3


После смерти Лазаря минуло почти два года. Сезоны Империи сменяли друг друга, засуху прогонял дождь. Люди рождались и умирали. Строились города и сносились дома. Менялся ландшафт планеты.

Только в жизни Мирры все оставалось стабильным и неизменным. Даже замок, казалось, прекратил разрушаться, смирившись с выделенной девочкой площадью под обитание. Драконица продолжала жить одна, если, конечно, не считать пса, волушу и многочисленных несушек – хорошей компанией. Приглашать кого-то в гости Мирра больше не решалась. Опыт с Флапом оказался настолько неудачным, что не хотелось посвящать еще кого-то совершенно случайного в свою жизнь.

Впрочем, девочка привыкла к одинокому существованию. Она и сама не заметила, как постепенно выработала для себя какой-то свой распорядок дня: ухаживала за животными утром, прибирала в жилых помещениях днем, приносила букеты из диких цветов к праху Клотты и Лазаря вечером, изучала труды старого магистра, невольно вспоминая его уроки колдовства и магии в каждую свободную от насущных дел минутку. Справедливости ради, надо признать, что способности Мирры не остались на прежнем уровне. Теперь она с легкостью могла навести морок, наколдовать ушат холодной воды, прочесть некоторые мысли, особенно в обличье дракона, и, самое главное, как-то само собой получалось залечивать ссадины на коленках своих маленьких приятелей из города и поселка. Эту бы способность раньше, когда заболел Лазарь! Но она запоздала в своем проявлении.

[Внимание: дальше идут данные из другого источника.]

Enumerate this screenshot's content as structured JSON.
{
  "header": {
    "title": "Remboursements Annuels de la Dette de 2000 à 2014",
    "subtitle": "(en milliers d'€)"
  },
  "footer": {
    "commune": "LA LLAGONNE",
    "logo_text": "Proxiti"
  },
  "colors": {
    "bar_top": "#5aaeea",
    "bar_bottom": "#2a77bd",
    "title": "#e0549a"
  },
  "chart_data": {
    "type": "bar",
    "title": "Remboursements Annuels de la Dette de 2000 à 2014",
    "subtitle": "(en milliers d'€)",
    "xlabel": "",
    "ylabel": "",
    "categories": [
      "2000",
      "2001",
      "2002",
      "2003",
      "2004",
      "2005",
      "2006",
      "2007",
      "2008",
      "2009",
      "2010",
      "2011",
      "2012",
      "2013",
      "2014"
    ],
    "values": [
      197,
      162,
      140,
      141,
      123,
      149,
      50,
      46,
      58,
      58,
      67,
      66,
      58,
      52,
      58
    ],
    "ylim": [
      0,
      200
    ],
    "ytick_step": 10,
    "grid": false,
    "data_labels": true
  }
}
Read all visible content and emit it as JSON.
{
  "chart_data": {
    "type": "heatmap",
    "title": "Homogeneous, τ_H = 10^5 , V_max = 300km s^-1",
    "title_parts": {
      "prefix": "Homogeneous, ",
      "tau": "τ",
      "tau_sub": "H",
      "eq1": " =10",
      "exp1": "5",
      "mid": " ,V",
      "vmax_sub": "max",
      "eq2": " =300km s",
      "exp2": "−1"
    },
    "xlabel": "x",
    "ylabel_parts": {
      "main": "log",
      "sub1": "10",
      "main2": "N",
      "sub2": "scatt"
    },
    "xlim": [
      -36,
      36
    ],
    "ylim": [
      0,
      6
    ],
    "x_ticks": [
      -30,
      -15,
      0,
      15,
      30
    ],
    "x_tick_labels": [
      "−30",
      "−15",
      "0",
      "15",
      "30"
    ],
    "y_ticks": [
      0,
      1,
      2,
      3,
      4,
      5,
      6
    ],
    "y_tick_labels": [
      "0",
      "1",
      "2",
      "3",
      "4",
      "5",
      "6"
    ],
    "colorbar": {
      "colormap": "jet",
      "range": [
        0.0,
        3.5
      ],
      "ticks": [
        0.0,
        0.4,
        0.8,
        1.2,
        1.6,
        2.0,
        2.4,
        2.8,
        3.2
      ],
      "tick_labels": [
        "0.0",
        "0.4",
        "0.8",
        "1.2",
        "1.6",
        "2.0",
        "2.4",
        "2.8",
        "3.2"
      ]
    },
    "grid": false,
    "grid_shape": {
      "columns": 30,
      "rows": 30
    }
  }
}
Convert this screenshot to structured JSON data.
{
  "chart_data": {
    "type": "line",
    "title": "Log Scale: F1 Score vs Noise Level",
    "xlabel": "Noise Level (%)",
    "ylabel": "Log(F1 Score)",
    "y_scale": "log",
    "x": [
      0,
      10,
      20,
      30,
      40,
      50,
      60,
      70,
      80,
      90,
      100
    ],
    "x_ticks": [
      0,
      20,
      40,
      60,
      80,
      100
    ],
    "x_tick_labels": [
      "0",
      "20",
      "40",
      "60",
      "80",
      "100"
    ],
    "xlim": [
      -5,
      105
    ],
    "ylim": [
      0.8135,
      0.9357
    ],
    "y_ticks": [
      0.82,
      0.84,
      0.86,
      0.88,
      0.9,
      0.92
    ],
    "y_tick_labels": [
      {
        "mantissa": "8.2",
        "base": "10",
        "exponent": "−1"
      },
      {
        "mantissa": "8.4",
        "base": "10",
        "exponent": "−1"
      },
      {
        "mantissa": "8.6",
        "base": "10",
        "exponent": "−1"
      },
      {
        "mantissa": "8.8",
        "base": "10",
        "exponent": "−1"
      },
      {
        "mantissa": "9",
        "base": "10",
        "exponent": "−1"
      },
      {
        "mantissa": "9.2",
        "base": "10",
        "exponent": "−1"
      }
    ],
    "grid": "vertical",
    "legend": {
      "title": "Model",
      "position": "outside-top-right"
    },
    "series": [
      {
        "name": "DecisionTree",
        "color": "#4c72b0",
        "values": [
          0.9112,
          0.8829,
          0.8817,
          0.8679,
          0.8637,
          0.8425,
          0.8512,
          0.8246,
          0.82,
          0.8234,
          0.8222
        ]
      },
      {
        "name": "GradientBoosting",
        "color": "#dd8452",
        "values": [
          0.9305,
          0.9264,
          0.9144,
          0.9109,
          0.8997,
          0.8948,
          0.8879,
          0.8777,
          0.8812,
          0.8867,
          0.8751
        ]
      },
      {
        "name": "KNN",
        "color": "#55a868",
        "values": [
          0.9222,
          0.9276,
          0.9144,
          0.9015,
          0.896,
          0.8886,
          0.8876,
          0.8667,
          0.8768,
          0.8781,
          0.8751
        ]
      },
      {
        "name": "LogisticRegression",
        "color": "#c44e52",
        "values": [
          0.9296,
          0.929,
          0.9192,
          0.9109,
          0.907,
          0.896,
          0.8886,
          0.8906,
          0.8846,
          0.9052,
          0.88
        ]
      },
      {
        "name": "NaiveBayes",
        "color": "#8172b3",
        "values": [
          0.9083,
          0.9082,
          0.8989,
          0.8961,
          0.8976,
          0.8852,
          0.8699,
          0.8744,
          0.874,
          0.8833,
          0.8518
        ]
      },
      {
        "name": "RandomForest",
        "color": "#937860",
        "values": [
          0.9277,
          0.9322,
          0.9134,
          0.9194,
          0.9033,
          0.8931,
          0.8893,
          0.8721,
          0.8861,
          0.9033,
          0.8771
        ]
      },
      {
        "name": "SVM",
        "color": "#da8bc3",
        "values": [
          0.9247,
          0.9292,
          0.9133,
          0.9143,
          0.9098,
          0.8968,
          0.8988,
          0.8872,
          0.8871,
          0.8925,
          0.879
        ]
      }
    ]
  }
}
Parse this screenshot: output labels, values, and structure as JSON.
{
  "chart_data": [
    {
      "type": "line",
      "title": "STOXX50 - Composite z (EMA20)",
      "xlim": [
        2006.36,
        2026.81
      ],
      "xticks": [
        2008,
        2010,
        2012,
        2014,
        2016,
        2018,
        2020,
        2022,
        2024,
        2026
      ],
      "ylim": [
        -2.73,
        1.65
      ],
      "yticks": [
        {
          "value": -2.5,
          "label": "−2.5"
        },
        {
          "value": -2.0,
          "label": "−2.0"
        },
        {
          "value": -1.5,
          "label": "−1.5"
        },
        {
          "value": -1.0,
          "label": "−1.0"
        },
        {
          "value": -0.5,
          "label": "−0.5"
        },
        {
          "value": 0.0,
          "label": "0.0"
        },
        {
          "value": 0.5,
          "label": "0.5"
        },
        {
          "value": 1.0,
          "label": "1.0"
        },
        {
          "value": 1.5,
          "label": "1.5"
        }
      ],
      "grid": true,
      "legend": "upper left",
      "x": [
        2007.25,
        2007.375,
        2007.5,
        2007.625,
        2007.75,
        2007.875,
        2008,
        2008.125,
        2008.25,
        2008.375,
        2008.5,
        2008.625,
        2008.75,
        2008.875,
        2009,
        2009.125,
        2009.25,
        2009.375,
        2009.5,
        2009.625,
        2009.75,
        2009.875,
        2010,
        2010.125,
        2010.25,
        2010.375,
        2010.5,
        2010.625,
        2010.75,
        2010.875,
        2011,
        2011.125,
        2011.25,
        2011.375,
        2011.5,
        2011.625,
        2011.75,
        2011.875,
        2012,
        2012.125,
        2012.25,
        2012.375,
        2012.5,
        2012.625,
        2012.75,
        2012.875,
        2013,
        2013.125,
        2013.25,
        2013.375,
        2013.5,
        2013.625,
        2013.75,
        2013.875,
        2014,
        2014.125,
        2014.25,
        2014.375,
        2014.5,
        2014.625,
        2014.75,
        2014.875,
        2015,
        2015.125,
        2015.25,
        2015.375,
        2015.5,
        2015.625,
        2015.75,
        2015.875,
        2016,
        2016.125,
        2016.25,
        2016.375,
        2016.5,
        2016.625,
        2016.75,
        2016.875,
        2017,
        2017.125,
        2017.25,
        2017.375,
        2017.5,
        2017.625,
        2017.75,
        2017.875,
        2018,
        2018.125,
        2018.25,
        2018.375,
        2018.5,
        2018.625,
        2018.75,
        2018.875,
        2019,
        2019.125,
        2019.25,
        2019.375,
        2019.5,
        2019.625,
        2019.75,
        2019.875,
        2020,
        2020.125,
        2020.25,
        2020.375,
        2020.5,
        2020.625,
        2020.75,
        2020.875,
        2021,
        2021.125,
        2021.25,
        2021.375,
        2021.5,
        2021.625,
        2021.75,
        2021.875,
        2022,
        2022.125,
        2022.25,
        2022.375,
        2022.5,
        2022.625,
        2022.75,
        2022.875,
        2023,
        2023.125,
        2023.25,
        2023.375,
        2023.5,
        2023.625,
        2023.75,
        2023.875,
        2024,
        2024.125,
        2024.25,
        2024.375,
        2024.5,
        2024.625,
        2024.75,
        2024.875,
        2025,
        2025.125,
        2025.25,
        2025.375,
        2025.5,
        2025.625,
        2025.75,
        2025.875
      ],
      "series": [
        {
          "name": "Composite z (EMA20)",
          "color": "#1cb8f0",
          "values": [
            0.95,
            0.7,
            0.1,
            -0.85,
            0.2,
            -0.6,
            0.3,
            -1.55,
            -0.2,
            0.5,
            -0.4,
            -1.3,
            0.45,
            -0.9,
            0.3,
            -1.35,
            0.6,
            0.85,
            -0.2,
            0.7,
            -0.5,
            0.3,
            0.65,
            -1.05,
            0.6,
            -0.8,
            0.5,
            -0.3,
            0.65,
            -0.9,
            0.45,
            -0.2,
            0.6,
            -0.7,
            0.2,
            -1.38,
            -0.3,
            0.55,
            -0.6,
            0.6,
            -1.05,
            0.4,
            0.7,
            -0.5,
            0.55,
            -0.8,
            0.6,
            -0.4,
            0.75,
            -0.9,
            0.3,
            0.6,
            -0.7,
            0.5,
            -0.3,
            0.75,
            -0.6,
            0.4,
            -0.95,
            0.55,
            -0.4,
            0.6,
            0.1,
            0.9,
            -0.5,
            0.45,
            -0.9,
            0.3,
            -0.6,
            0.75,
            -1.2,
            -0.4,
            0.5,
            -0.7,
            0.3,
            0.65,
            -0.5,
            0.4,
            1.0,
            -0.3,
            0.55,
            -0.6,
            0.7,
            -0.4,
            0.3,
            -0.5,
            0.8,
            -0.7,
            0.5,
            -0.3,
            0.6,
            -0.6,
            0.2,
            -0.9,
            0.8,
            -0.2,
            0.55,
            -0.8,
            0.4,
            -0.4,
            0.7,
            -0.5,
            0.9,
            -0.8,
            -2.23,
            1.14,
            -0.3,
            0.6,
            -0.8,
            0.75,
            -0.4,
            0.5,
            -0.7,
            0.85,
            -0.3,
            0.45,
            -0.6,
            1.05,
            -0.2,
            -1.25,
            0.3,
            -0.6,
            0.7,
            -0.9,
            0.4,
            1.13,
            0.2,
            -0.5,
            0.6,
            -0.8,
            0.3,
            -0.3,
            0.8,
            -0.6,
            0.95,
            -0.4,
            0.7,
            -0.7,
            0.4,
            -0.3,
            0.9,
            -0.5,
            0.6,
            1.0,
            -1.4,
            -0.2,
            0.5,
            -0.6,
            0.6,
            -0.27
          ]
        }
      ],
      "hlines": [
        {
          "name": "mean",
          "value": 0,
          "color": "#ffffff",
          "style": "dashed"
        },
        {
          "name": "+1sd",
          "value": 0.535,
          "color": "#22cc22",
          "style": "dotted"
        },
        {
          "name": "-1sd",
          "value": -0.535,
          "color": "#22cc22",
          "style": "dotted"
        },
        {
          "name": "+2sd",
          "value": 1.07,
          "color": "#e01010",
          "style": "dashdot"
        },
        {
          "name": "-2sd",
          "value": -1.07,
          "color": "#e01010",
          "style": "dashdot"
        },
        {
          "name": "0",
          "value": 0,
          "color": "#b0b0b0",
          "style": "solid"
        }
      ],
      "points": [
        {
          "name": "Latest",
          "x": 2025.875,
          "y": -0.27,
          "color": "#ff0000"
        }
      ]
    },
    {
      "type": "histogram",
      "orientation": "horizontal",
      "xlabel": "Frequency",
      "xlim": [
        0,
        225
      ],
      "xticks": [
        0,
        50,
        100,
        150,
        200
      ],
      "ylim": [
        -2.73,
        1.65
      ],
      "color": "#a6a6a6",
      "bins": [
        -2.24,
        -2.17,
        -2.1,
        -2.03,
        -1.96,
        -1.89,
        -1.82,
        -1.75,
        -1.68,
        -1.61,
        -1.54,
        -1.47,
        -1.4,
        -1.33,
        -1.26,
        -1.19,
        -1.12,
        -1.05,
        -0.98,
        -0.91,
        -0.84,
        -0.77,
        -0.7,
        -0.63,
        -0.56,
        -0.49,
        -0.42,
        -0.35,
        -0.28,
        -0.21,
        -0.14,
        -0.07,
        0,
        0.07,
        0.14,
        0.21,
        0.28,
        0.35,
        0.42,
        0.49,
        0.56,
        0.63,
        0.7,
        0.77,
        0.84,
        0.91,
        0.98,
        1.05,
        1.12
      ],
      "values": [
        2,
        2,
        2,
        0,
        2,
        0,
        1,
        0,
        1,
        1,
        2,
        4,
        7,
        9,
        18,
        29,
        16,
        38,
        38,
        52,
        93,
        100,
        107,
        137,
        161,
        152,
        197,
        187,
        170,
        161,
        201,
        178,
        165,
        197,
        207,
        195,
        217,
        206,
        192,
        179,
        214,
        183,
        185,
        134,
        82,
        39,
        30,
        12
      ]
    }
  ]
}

Если у девочки возникала острая необходимость в общении с разумными имперцами, она наведывалась на местный рынок. Торговки сочувствовали сироте и оставляли для нее товар получше. Драконица расплачивалась щедро, была мила в общении, хотя почти ничего не рассказывала о себе и больше внимала их рассказам. А вот ребятишки, наоборот, с удовольствием слушали сказки, некогда прочитанные ею в книжках.

Размеренная жизнь приучила Мирру к созерцанию окружающего. Она полюбила летать по ночам, любоваться звездами и прислушиваться к крикам сов. Наверное, где-то в лесу охотился спасенный ею совенок. Девочка любила придумывать ему какие-то характерные черты и приключения. В какой-то книге Мирра прочла, что, когда умирает маг, любое зачатое в этот момент существо может принять его душу. Вполне могло оказаться, что душа Лазаря именно в той птице, чудом уцелевшей после змеиного разбоя. Ведь старик же посулил быть рядом!

Обещанный же им отец так и не появился на пороге. Теперь девочка могла вспоминать предсказание Лазаря с легкой улыбкой. А ведь в первое время с завидным постоянством выходила на перепутье и приглядывалась ко всем прохожим, нарочито поигрывая позаимствованным в вещах матери перстнем.

– Ты ошибся, Лазарь, – шептала Мирра, опустившись на колени перед кувшином с прахом. – Если кто и мог рассказать мне, кто я – то этого человека уже давно нет в живых, и это моя мать.

Достаточно было переползти на коленях, чтобы продолжить свой монолог:

– Мама, ты ждала от меня проявления драконьей сути, а потом отчаялась. Я понимаю и прощаю твою холодность. Она проистекала не от равнодушия, или неумения любить. Просто, видимо, кто-то очень обидел тебя. Но ты ведь не зря носила на шее этот перстень? – девочка теребила украшение в пальцах, чувствуя, как оно нагревается и будто оживает.

Когда сердце просило полета, девочка выскакивала на полуразрушенный балкончик самой высокой башни и кидалась вниз. Воздушный поток подхватывал ее неуловимо меняющееся тело и помогал парить. Состояние было чем-то похоже на купание в реке, когда ощущаешь под собой манящую глубину, но упорно держишься на поверхности. Драконица наслаждалась видом маленьких, как будто игрушечных зданий, пролетала над селами и городами, видела, как разбегаются, ощутив ее, животные, а люди просто озираются по сторонам и смотрят в небо, выискивая тучу, что внезапно навеяла ранние сумерки в жаркий полдень.